More dissension ensued. De Houtman was for pushing onward; others wanted to bring their nightmare to an end. Then suddenly one of the ship’s captains died and it was widely believed that De Houtman had poisoned him. De Houtman was imprisoned. With both the commander and vice commander of the expedition under arrest, the expedi
tion at last headed back toward home, stopping for four weeks of R & R on Bali, which one might be tempted to see as the only sensible decision of the entire journey. On August 14, 1597, three ships sailed back into a Dutch port, the fourth having been abandoned because there were too few sailors left to man it.
The hopeful leaders of the Company for Faraway Lands had had word of the imminent arrival of the ships and sent vessels out to greet their returning heroes. What they found was appalling. Of the 249 men who had left Amsterdam two years and four months earlier, only 89 skeletally emaciated sailors had returned. Both De Houtman and his second in command were under guard and charged with serious crimes. The decks were riddled with disease and tales of horror and mutiny. The word disaster seems eminently applicable to the voyage. It’s not surprising, in that sense, that Dutch history gives it scant attention.

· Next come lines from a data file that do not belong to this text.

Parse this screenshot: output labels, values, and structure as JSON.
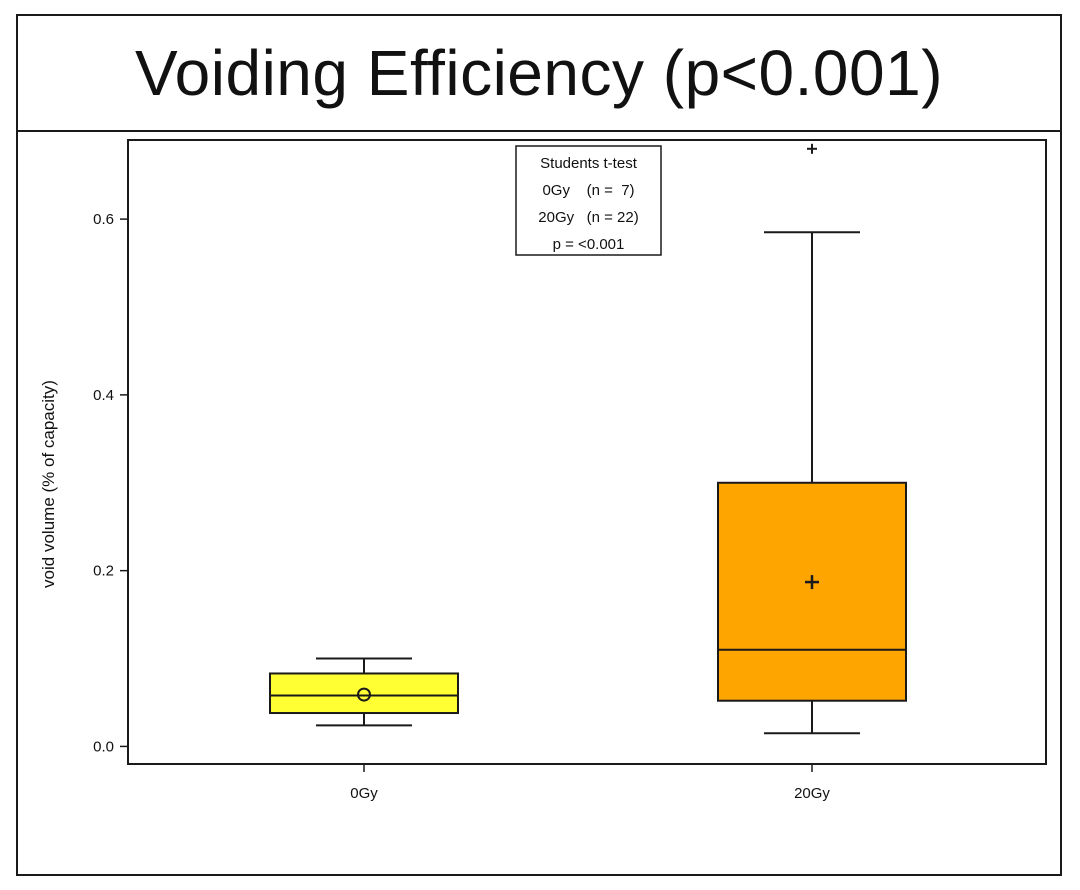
{
  "chart_data": {
    "type": "box",
    "title": "Voiding Efficiency (p<0.001)",
    "ylabel": "void volume (% of capacity)",
    "xlabel": "",
    "ylim": [
      -0.02,
      0.69
    ],
    "yticks": [
      0.0,
      0.2,
      0.4,
      0.6
    ],
    "ytick_labels": [
      "0.0",
      "0.2",
      "0.4",
      "0.6"
    ],
    "categories": [
      "0Gy",
      "20Gy"
    ],
    "groups": [
      {
        "name": "0Gy",
        "color": "#ffff33",
        "whisker_low": 0.024,
        "q1": 0.038,
        "median": 0.058,
        "q3": 0.083,
        "whisker_high": 0.1,
        "mean": 0.059,
        "mean_marker": "circle",
        "outliers": []
      },
      {
        "name": "20Gy",
        "color": "#ffa500",
        "whisker_low": 0.015,
        "q1": 0.052,
        "median": 0.11,
        "q3": 0.3,
        "whisker_high": 0.585,
        "mean": 0.187,
        "mean_marker": "plus",
        "outliers": [
          0.68
        ]
      }
    ],
    "legend_box": {
      "position": "top-center",
      "lines": [
        "Students t-test",
        "0Gy    (n =  7)",
        "20Gy   (n = 22)",
        "p = <0.001"
      ]
    },
    "grid": false
  }
}
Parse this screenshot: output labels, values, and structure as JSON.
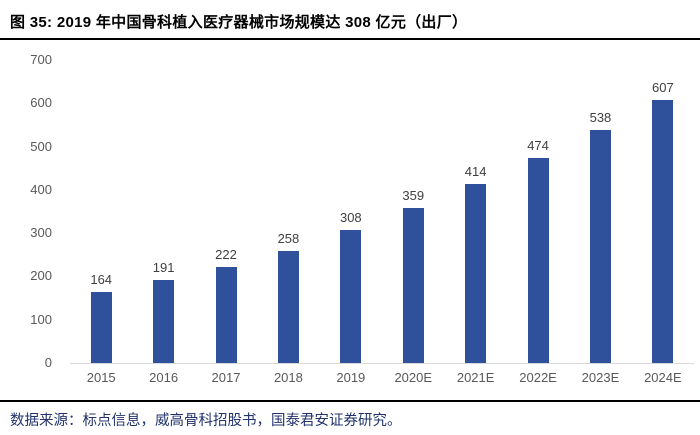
{
  "figure": {
    "title": "图 35:  2019 年中国骨科植入医疗器械市场规模达 308 亿元（出厂）",
    "source_note": "数据来源：标点信息，威高骨科招股书，国泰君安证券研究。"
  },
  "chart_data": {
    "type": "bar",
    "title": "2019 年中国骨科植入医疗器械市场规模达 308 亿元（出厂）",
    "categories": [
      "2015",
      "2016",
      "2017",
      "2018",
      "2019",
      "2020E",
      "2021E",
      "2022E",
      "2023E",
      "2024E"
    ],
    "values": [
      164,
      191,
      222,
      258,
      308,
      359,
      414,
      474,
      538,
      607
    ],
    "xlabel": "",
    "ylabel": "",
    "ylim": [
      0,
      700
    ],
    "yticks": [
      0,
      100,
      200,
      300,
      400,
      500,
      600,
      700
    ],
    "grid": false,
    "legend": "none",
    "bar_color": "#2F509B",
    "tick_color": "#595959",
    "data_label_color": "#404040",
    "baseline_color": "#d9d9d9",
    "rule_color": "#000000",
    "source_color": "#22336B"
  }
}
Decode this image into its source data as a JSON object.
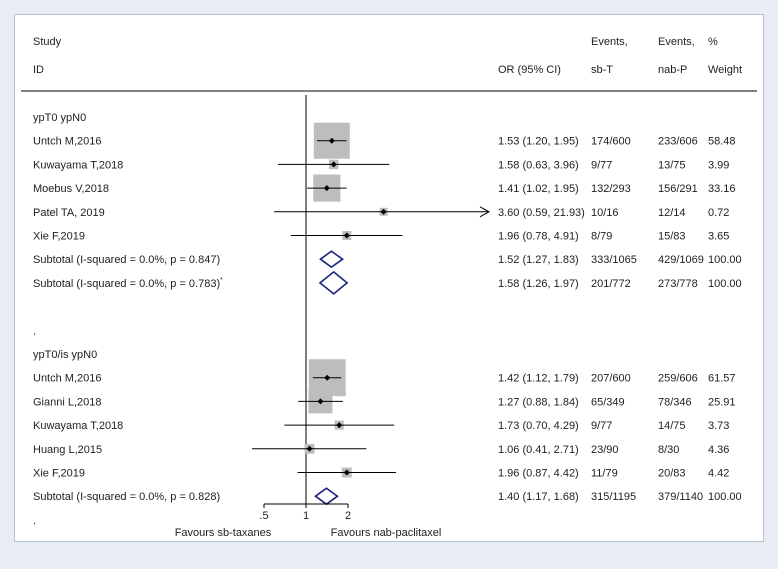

Yet when I scoured Amsterdam for remnants of De Houtman’s voyage I did find a couple. High up among the rafters in the grand formal entry of the Royal Tropical Institute, seventy-four images sculpted into the tops of columns give an elaborate, though nearly impossible to see, visual depiction of the whole voyage. Near the city’s waterfront sits a squat round tower called the Schreierstoren, which used to look out over the famous “forest of masts” that filled the harbor. Above its doorway is a memorial stone to the “first voyage to the East Indies 1595.” It depicts four little ships teetering darkly on swirling waves and features the Latin epigram navigare necesse est, “to sail is necessary.” The stone was placed on March 10, 1945, 350 years after De Houtman and his crew left that spot and while the city was still under Nazi occupation.